Jim Pattison’s conglomerate empire funded some of the largest private donations ever made in British Columbia. Still, his donations are mostly for healthcare projects, including $ 75 million for the new St. Paul’s Hospital at False Creek Flats.
Although a substantial donation is forthcoming, the new VAG building has likely faced increases in construction costs, based on the recent escalation in market prices for materials and labor.
In 2015, the VAG unveiled a 230-foot-high stacked wooden box concept, designed by Swiss architecture firm Herzog & de Meuron and Vancouver architect Perkins + Will, with an area of 310,000 square feet. , including 85,000 square feet of exhibition space. In addition, there would be significant accessible public spaces on the ground floor.
Six years ago, the cost of construction was estimated at $ 330 million, and an additional $ 50 million has been targeted as an endowment for long-term O&M costs. This was based on construction starting in 2019 for completion in 2023.

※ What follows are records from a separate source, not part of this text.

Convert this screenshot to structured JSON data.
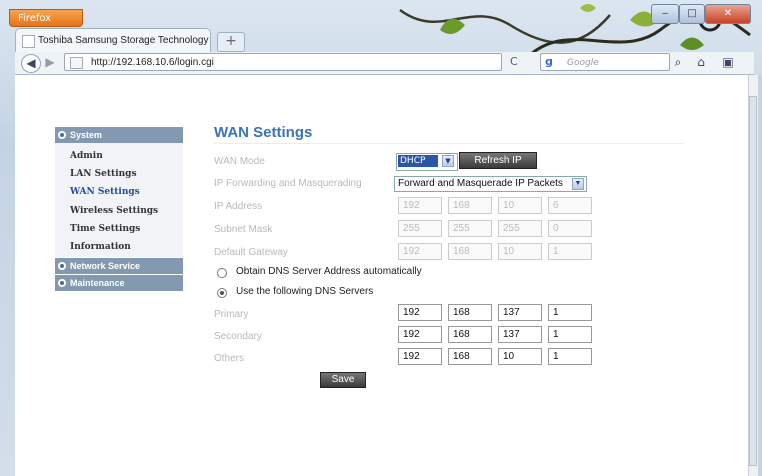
{
  "browser": {
    "menu_button": "Firefox",
    "tab_title": "Toshiba Samsung Storage Technology",
    "new_tab": "+",
    "url": "http://192.168.10.6/login.cgi",
    "search_placeholder": "Google",
    "window_buttons": {
      "minimize": "‒",
      "maximize": "□",
      "close": "✕"
    },
    "back": "◀",
    "forward": "▶",
    "reload": "C",
    "home": "⌂"
  },
  "sidebar": {
    "sections": [
      {
        "label": "System",
        "items": [
          "Admin",
          "LAN Settings",
          "WAN Settings",
          "Wireless Settings",
          "Time Settings",
          "Information"
        ],
        "active": "WAN Settings"
      },
      {
        "label": "Network Service"
      },
      {
        "label": "Maintenance"
      }
    ]
  },
  "form": {
    "title": "WAN Settings",
    "wan_mode_label": "WAN Mode",
    "wan_mode_value": "DHCP",
    "refresh_ip": "Refresh IP",
    "ip_forwarding_label": "IP Forwarding and Masquerading",
    "ip_forwarding_value": "Forward and Masquerade IP Packets",
    "ip_address_label": "IP Address",
    "ip_address": [
      "192",
      "168",
      "10",
      "6"
    ],
    "subnet_mask_label": "Subnet Mask",
    "subnet_mask": [
      "255",
      "255",
      "255",
      "0"
    ],
    "gateway_label": "Default Gateway",
    "gateway": [
      "192",
      "168",
      "10",
      "1"
    ],
    "dns_auto_label": "Obtain DNS Server Address automatically",
    "dns_manual_label": "Use the following DNS Servers",
    "dns_mode": "manual",
    "primary_label": "Primary",
    "primary": [
      "192",
      "168",
      "137",
      "1"
    ],
    "secondary_label": "Secondary",
    "secondary": [
      "192",
      "168",
      "137",
      "1"
    ],
    "others_label": "Others",
    "others": [
      "192",
      "168",
      "10",
      "1"
    ],
    "save": "Save"
  },
  "colors": {
    "accent": "#3a73b6",
    "sidebar_header": "#8399b1",
    "firefox_orange": "#e6731a"
  }
}
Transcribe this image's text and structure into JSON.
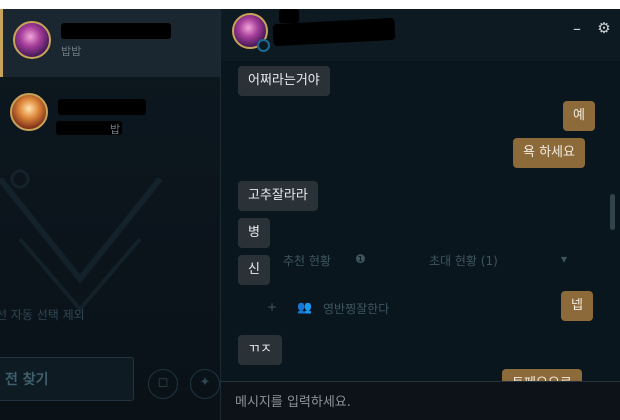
{
  "friends": [
    {
      "status": "밥밥",
      "avatar": "purple-avatar-icon"
    },
    {
      "status": "밥",
      "avatar": "orange-avatar-icon"
    }
  ],
  "background_labels": {
    "auto_pick": "선 자동 선택 제외",
    "find_match": "전 찾기",
    "recommend": "추천 현황",
    "invite": "초대 현황 (1)",
    "party": "영반찡잘한다"
  },
  "chat": {
    "messages": [
      {
        "dir": "in",
        "text": "어쩌라는거야"
      },
      {
        "dir": "out",
        "text": "예"
      },
      {
        "dir": "out",
        "text": "욕 하세요"
      },
      {
        "dir": "in",
        "text": "고추잘라라"
      },
      {
        "dir": "in",
        "text": "병"
      },
      {
        "dir": "in",
        "text": "신"
      },
      {
        "dir": "out",
        "text": "넵"
      },
      {
        "dir": "in",
        "text": "ㄲㅈ"
      },
      {
        "dir": "out",
        "text": "트페으으로"
      }
    ],
    "input_placeholder": "메시지를 입력하세요.",
    "header": {
      "minimize": "–",
      "settings": "⚙"
    }
  },
  "colors": {
    "accent": "#c8a35a",
    "out_bubble": "#8c6a3a",
    "in_bubble": "#2a3237"
  }
}
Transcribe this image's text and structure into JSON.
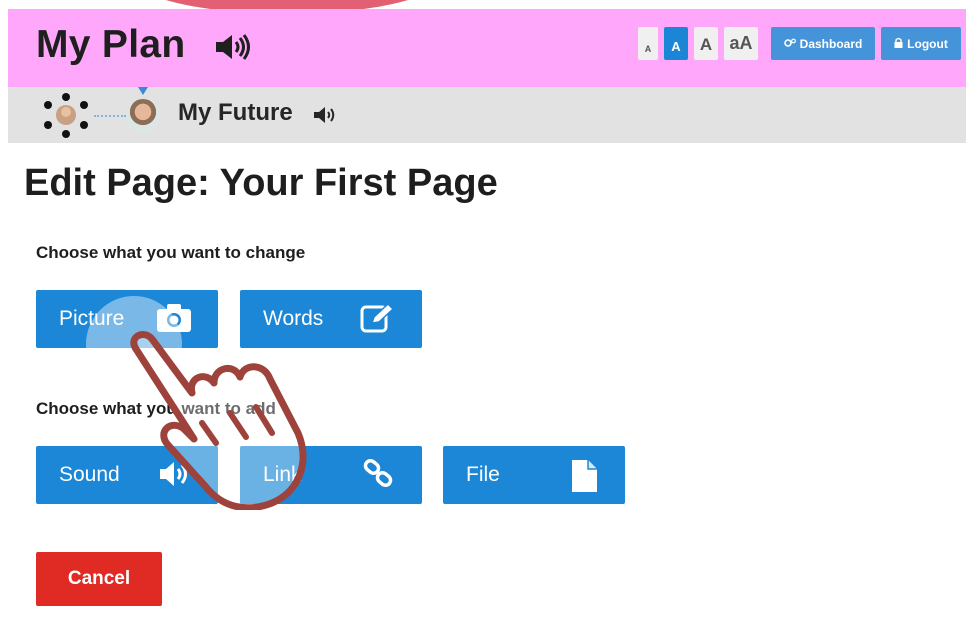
{
  "header": {
    "app_title": "My Plan",
    "text_size_buttons": [
      "A",
      "A",
      "A",
      "aA"
    ],
    "dashboard_label": "Dashboard",
    "logout_label": "Logout",
    "bar_color": "#ffa8fb"
  },
  "breadcrumb": {
    "current": "My Future"
  },
  "main": {
    "page_title": "Edit Page: Your First Page",
    "change_section_label": "Choose what you want to change",
    "change_options": [
      {
        "label": "Picture",
        "icon": "camera-icon"
      },
      {
        "label": "Words",
        "icon": "edit-icon"
      }
    ],
    "add_section_label": "Choose what you want to add",
    "add_options": [
      {
        "label": "Sound",
        "icon": "speaker-icon"
      },
      {
        "label": "Link",
        "icon": "link-icon"
      },
      {
        "label": "File",
        "icon": "file-icon"
      }
    ],
    "cancel_label": "Cancel"
  },
  "colors": {
    "accent_blue": "#1b87d6",
    "cancel_red": "#e02b25"
  }
}
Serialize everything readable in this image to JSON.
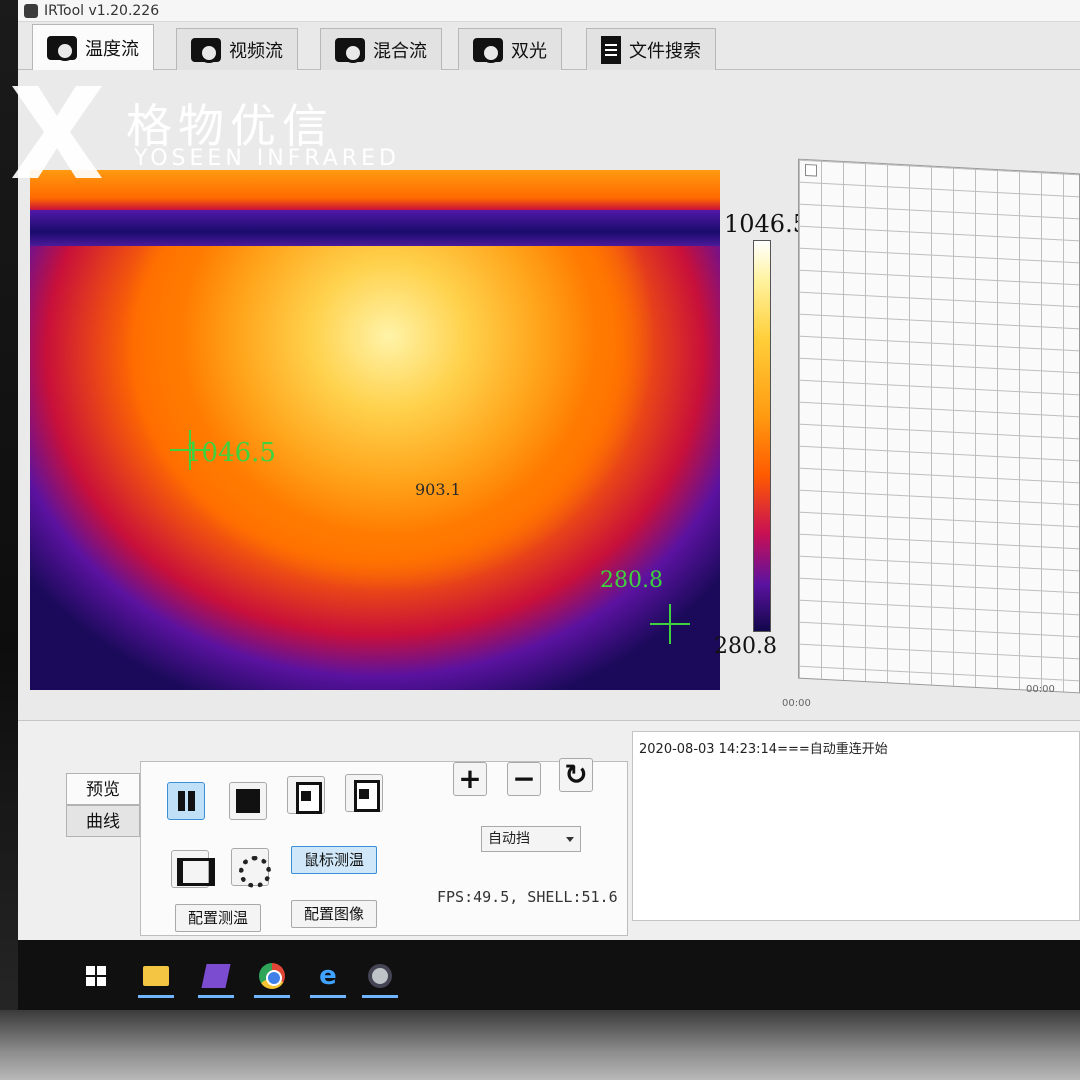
{
  "window": {
    "title": "IRTool v1.20.226"
  },
  "tabs": [
    {
      "label": "温度流",
      "icon": "camera-icon"
    },
    {
      "label": "视频流",
      "icon": "camera-icon"
    },
    {
      "label": "混合流",
      "icon": "camera-icon"
    },
    {
      "label": "双光",
      "icon": "camera-icon"
    },
    {
      "label": "文件搜索",
      "icon": "document-icon"
    }
  ],
  "watermark": {
    "brand_cn": "格物优信",
    "brand_en": "YOSEEN INFRARED"
  },
  "thermal": {
    "max_label": "1046.5",
    "center_label": "903.1",
    "min_label": "280.8",
    "colorbar_max": "1046.5",
    "colorbar_min": "280.8"
  },
  "chart": {
    "x_ticks": [
      "00:00",
      "00:00"
    ]
  },
  "side_tabs": [
    "预览",
    "曲线"
  ],
  "controls": {
    "mouse_measure_label": "鼠标测温",
    "config_measure_label": "配置测温",
    "config_image_label": "配置图像",
    "zoom_in_label": "+",
    "zoom_out_label": "−",
    "range_select_value": "自动挡",
    "status_text": "FPS:49.5, SHELL:51.6"
  },
  "log": {
    "entries": [
      "2020-08-03 14:23:14===自动重连开始"
    ]
  },
  "taskbar": {
    "items": [
      "windows-start-icon",
      "file-explorer-icon",
      "visual-studio-icon",
      "chrome-icon",
      "edge-icon",
      "irtool-app-icon"
    ],
    "accent": "#6fb4ff"
  },
  "colors": {
    "pressed_button": "#cfe7f8",
    "crosshair": "#3fd23f"
  }
}
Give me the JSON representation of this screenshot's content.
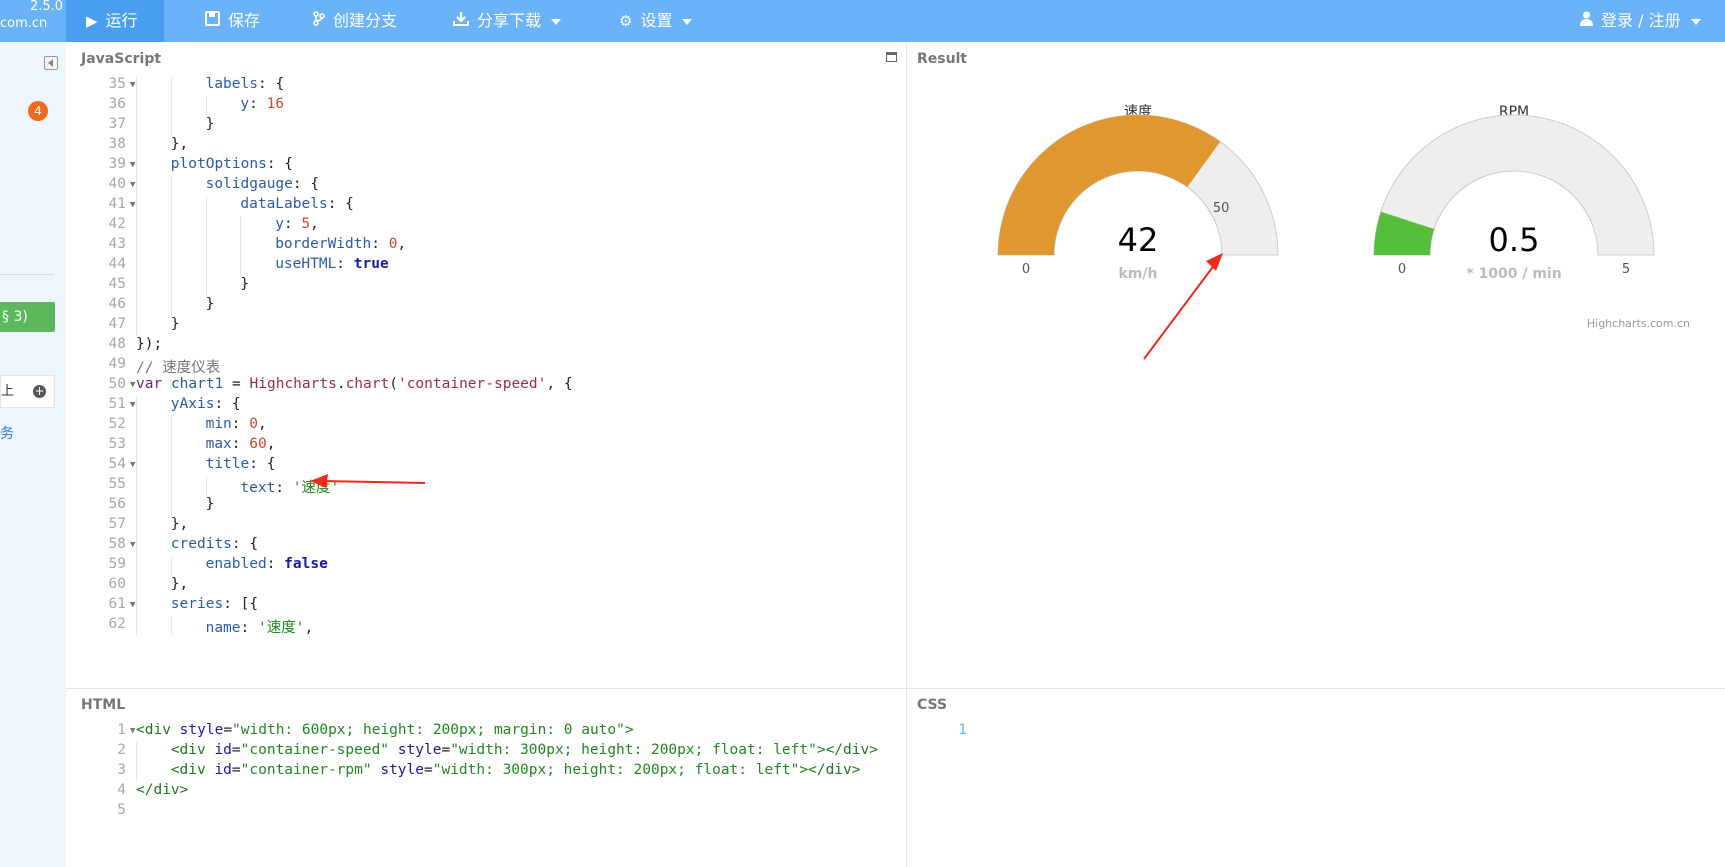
{
  "brand": {
    "version": "2.5.0",
    "domain": "com.cn"
  },
  "toolbar": {
    "run": "运行",
    "save": "保存",
    "fork": "创建分支",
    "share": "分享下载",
    "settings": "设置",
    "login": "登录 / 注册"
  },
  "sidebar": {
    "badge": "4",
    "green_button": "§ 3)",
    "row_label": "上",
    "link": "务"
  },
  "panels": {
    "js": "JavaScript",
    "result": "Result",
    "html": "HTML",
    "css": "CSS"
  },
  "js_lines": [
    {
      "n": "35",
      "fold": true,
      "indent": 2,
      "html": "<span class='k'>labels</span>: {"
    },
    {
      "n": "36",
      "fold": false,
      "indent": 3,
      "html": "<span class='k'>y</span>: <span class='num'>16</span>"
    },
    {
      "n": "37",
      "fold": false,
      "indent": 2,
      "html": "}"
    },
    {
      "n": "38",
      "fold": false,
      "indent": 1,
      "html": "},"
    },
    {
      "n": "39",
      "fold": true,
      "indent": 1,
      "html": "<span class='k'>plotOptions</span>: {"
    },
    {
      "n": "40",
      "fold": true,
      "indent": 2,
      "html": "<span class='k'>solidgauge</span>: {"
    },
    {
      "n": "41",
      "fold": true,
      "indent": 3,
      "html": "<span class='k'>dataLabels</span>: {"
    },
    {
      "n": "42",
      "fold": false,
      "indent": 4,
      "html": "<span class='k'>y</span>: <span class='num'>5</span>,"
    },
    {
      "n": "43",
      "fold": false,
      "indent": 4,
      "html": "<span class='k'>borderWidth</span>: <span class='num'>0</span>,"
    },
    {
      "n": "44",
      "fold": false,
      "indent": 4,
      "html": "<span class='k'>useHTML</span>: <span class='bool'>true</span>"
    },
    {
      "n": "45",
      "fold": false,
      "indent": 3,
      "html": "}"
    },
    {
      "n": "46",
      "fold": false,
      "indent": 2,
      "html": "}"
    },
    {
      "n": "47",
      "fold": false,
      "indent": 1,
      "html": "}"
    },
    {
      "n": "48",
      "fold": false,
      "indent": 0,
      "html": "});"
    },
    {
      "n": "49",
      "fold": false,
      "indent": 0,
      "html": "<span class='cm'>// 速度仪表</span>"
    },
    {
      "n": "50",
      "fold": true,
      "indent": 0,
      "html": "<span class='kw'>var</span> <span class='k'>chart1</span> = <span class='fn'>Highcharts</span>.<span class='fn'>chart</span>(<span class='fn'>'container-speed'</span>, {"
    },
    {
      "n": "51",
      "fold": true,
      "indent": 1,
      "html": "<span class='k'>yAxis</span>: {"
    },
    {
      "n": "52",
      "fold": false,
      "indent": 2,
      "html": "<span class='k'>min</span>: <span class='num'>0</span>,"
    },
    {
      "n": "53",
      "fold": false,
      "indent": 2,
      "html": "<span class='k'>max</span>: <span class='num'>60</span>,"
    },
    {
      "n": "54",
      "fold": true,
      "indent": 2,
      "html": "<span class='k'>title</span>: {"
    },
    {
      "n": "55",
      "fold": false,
      "indent": 3,
      "html": "<span class='k'>text</span>: <span class='str'>'速度'</span>"
    },
    {
      "n": "56",
      "fold": false,
      "indent": 2,
      "html": "}"
    },
    {
      "n": "57",
      "fold": false,
      "indent": 1,
      "html": "},"
    },
    {
      "n": "58",
      "fold": true,
      "indent": 1,
      "html": "<span class='k'>credits</span>: {"
    },
    {
      "n": "59",
      "fold": false,
      "indent": 2,
      "html": "<span class='k'>enabled</span>: <span class='bool'>false</span>"
    },
    {
      "n": "60",
      "fold": false,
      "indent": 1,
      "html": "},"
    },
    {
      "n": "61",
      "fold": true,
      "indent": 1,
      "html": "<span class='k'>series</span>: [{"
    },
    {
      "n": "62",
      "fold": false,
      "indent": 2,
      "html": "<span class='k'>name</span>: <span class='str'>'速度'</span>,"
    }
  ],
  "html_lines": [
    {
      "n": "1",
      "fold": true,
      "indent": 0,
      "html": "<span class='tag'>&lt;div</span> <span class='attr'>style</span>=<span class='aval'>\"width: 600px; height: 200px; margin: 0 auto\"</span><span class='tag'>&gt;</span>"
    },
    {
      "n": "2",
      "fold": false,
      "indent": 1,
      "html": "<span class='tag'>&lt;div</span> <span class='attr'>id</span>=<span class='aval'>\"container-speed\"</span> <span class='attr'>style</span>=<span class='aval'>\"width: 300px; height: 200px; float: left\"</span><span class='tag'>&gt;&lt;/div&gt;</span>"
    },
    {
      "n": "3",
      "fold": false,
      "indent": 1,
      "html": "<span class='tag'>&lt;div</span> <span class='attr'>id</span>=<span class='aval'>\"container-rpm\"</span> <span class='attr'>style</span>=<span class='aval'>\"width: 300px; height: 200px; float: left\"</span><span class='tag'>&gt;&lt;/div&gt;</span>"
    },
    {
      "n": "4",
      "fold": false,
      "indent": 0,
      "html": "<span class='tag'>&lt;/div&gt;</span>"
    },
    {
      "n": "5",
      "fold": false,
      "indent": 0,
      "html": ""
    }
  ],
  "css_lines": [
    {
      "n": "1",
      "html": ""
    }
  ],
  "gauges": {
    "speed": {
      "title": "速度",
      "min": 0,
      "max": 60,
      "value": 42,
      "min_label": "0",
      "tick_label": "50",
      "tick_value": 50,
      "value_label": "42",
      "unit": "km/h",
      "color": "#df9831",
      "track": "#eeeeee"
    },
    "rpm": {
      "title": "RPM",
      "min": 0,
      "max": 5,
      "value": 0.5,
      "min_label": "0",
      "max_label": "5",
      "value_label": "0.5",
      "unit": "* 1000 / min",
      "color": "#55bf3b",
      "track": "#eeeeee"
    },
    "credits": "Highcharts.com.cn"
  },
  "annotation_color": "#f02a1c"
}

For years, the VAG hoped to receive an additional $ 50 million from the provincial government and a contribution of $ 100 million from the federal government. However, Ottawa’s contribution depends on Victoria’s approval.
Critical reception to Herzog & de Meuron’s design has been generally mixed. Some have suggested previously that this does not stimulate the inspiration for the support needed from the general public to help with fundraising efforts.
In early 2021, Business In Vancouver reported that plans for the new building had been scaled back to reduce construction costs, with floor space reduced from 310,000 to 270,000 square feet and other changes such as the reduction of the height of the ceilings and the elimination of the engulfed public. garden. It will be clear on Thursday whether these changes represent the “new design” or whether the design has been scrapped for an entirely new concept.